Le docteur israélien indique également que la patiente est depuis sortie de l’hôpital et que les médecins ont déclaré qu’elle était dans un bon état général. Le ministère de la Santé étudie néanmoins le cas pour voir si une combinaison des deux virus peut provoquer une maladie plus grave et tente de savoir si ces cas de flurona pourraient favoriser le développement de formes graves du Covid-19. Cependant, les cas étant encore assez rarement répertoriés, les données manquent encore à ce sujet.
Pas de “premières” au niveau mondial
Par ailleurs, à la fois le Times of Israël (Flurona : Israël enregistre son premier cas de patient atteint de COVID et de grippe en même temps, en anglais) et CBS (Le premier cas de Flurona signalé à Los Angeles a été détecté sur le site de tests de COVID près du Getty Center, en anglais) ont indiqué dans leurs titres qu’il s’agissait de “premières”. Mais s’il s’agit de “premières”, ce sont des premiers cas détectés localement ou officiellement enregistré pour le cas d’Israël, pas de “première” mondiale comme l’ont suggéré certaines publications.
En effet, The Atlantic rapporte que des cas de “co-infections” au Covid-19 et à la grippe avaient déjà été identifiés au mois de février 2020. D’autres cas ont par ailleurs déjà été signalés en France mais aussi en Espagne.
Dans une publication de l’Organisation Mondiale de la Santé (OMS) datée du 30 septembre 2021, la possibilité qu’une personne soit infectée à la fois par le Covid-19 et le virus de la grippe saisonnière est évoquée clairement. L’OMS ajoute que “le moyen le plus efficace de prévenir l’hospitalisation et les formes sévères du Covid-19 et de la grippe est la vaccination avec les deux vaccins”.
Une coexistence surveillée des deux virus
Depuis le début de la pandémie, la coexistence des vagues de grippes saisonnières et des vagues de coronavirus ont suscité quelques craintes.
Comme l’explique la BBC, ces inquiétudes ne tiennent pas au fait qu’il s’agit de deux virus similaires, ce qu’ils ne sont pas, mais parce que tous deux peuvent provoquer séparément la saturation du système de santé, comme ils l’ont déjà démontré.
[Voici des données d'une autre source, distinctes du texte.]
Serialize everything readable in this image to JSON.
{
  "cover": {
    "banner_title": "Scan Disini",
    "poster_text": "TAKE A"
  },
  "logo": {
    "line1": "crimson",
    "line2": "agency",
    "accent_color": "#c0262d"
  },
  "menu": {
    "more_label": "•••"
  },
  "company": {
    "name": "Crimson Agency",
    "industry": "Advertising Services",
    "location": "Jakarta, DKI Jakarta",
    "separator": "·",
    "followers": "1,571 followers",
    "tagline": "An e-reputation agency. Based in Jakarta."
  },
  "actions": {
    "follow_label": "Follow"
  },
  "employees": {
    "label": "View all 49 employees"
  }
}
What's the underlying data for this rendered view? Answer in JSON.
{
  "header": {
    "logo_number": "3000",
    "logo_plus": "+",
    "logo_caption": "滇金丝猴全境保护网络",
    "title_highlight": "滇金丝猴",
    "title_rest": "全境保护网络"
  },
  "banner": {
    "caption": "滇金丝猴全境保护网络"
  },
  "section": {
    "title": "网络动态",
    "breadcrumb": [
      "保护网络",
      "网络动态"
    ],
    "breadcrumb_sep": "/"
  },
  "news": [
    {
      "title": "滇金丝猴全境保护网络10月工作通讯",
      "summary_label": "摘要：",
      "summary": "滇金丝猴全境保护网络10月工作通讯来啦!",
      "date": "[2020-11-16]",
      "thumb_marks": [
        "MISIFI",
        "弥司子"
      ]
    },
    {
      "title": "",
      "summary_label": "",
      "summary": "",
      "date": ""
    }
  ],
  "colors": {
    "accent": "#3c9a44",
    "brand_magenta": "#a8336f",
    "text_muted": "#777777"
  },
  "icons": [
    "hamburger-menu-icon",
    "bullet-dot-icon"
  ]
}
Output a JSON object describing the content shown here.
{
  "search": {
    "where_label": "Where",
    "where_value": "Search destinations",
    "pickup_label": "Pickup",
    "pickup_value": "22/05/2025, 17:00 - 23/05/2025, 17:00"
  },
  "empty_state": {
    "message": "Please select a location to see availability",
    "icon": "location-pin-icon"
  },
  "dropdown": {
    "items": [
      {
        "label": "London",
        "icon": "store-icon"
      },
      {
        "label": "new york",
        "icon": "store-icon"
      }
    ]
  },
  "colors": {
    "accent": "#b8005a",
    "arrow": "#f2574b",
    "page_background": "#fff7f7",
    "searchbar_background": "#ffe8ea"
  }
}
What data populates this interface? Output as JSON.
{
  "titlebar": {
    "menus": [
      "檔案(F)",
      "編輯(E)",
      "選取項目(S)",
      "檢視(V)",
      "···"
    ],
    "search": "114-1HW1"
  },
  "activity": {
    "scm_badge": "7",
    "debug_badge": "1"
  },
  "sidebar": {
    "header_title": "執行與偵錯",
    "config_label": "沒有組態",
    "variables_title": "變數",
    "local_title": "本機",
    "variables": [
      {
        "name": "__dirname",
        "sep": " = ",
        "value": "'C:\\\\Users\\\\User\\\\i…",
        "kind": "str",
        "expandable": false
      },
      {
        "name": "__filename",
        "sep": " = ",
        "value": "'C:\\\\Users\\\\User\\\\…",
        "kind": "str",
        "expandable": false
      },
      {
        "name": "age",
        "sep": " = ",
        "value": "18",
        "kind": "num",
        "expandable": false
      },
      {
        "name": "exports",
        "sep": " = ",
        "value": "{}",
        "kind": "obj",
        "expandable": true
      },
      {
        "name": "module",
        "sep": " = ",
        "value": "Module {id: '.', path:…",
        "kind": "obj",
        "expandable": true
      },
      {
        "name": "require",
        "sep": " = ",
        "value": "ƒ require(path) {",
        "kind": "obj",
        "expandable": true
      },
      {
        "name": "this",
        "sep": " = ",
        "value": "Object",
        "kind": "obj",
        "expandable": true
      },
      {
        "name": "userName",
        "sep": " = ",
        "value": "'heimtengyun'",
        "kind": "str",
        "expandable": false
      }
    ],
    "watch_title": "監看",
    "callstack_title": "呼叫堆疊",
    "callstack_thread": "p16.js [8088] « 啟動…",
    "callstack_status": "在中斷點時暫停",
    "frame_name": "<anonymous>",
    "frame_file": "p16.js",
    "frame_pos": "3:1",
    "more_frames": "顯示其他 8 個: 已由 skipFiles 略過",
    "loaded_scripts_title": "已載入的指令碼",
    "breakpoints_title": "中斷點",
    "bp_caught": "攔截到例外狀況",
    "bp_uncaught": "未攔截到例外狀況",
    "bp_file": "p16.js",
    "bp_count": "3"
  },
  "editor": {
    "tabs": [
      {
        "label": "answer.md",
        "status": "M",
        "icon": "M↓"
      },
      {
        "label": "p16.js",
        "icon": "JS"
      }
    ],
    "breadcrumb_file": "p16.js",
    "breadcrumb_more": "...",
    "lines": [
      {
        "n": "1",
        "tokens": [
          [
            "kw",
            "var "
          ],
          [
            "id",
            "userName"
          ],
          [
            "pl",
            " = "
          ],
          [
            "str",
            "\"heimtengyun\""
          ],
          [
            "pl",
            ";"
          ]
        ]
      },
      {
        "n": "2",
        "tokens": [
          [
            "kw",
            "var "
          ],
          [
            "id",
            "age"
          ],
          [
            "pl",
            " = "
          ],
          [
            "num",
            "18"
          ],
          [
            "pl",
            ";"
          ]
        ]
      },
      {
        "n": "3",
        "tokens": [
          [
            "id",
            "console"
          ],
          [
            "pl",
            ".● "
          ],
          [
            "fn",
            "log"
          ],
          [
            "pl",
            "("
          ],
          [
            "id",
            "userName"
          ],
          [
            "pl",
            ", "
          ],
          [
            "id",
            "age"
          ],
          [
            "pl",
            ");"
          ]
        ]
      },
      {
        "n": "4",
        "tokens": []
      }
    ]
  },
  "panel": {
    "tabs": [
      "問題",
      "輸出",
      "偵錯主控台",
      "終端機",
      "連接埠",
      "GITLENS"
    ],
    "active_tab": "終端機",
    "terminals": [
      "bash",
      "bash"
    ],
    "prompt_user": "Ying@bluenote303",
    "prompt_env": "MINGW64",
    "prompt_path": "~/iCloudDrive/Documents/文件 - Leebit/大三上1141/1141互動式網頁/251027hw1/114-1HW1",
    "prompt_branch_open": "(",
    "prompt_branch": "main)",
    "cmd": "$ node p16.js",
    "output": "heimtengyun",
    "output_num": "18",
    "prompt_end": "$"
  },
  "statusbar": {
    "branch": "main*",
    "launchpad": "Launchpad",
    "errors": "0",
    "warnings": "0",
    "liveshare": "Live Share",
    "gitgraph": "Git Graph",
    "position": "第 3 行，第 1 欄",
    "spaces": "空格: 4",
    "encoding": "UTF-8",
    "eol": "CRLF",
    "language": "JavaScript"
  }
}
Si la vague de grippe saisonnière de 2020-2021 a été particulièrement faible dans le monde et notamment aux États-Unis en raison des mesures prises pour lutter contre la pandémie de Covid-19 et la vaccination contre “influenza”, il se pourrait que le virus de la grippe circule à nouveau davantage en 2022. Potentiellement parce qu’un certain nombre de pays ont réduit les mesures sanitaires.
Bien qu’il ne s’agit pas d’une fusion entre la grippe et le coronavirus, les effets de la double infection simultanée doit encore faire l’objet d’études scientifiques. Enfin, la coexistence de ces deux virus et la recrudescence de la grippe saisonnière en parallèle de la pandémie de Covid-19 sont surveillées de près par les spécialistes car les deux virus sont susceptibles de remplir les hôpitaux et de mettre les hôpitaux sous pression.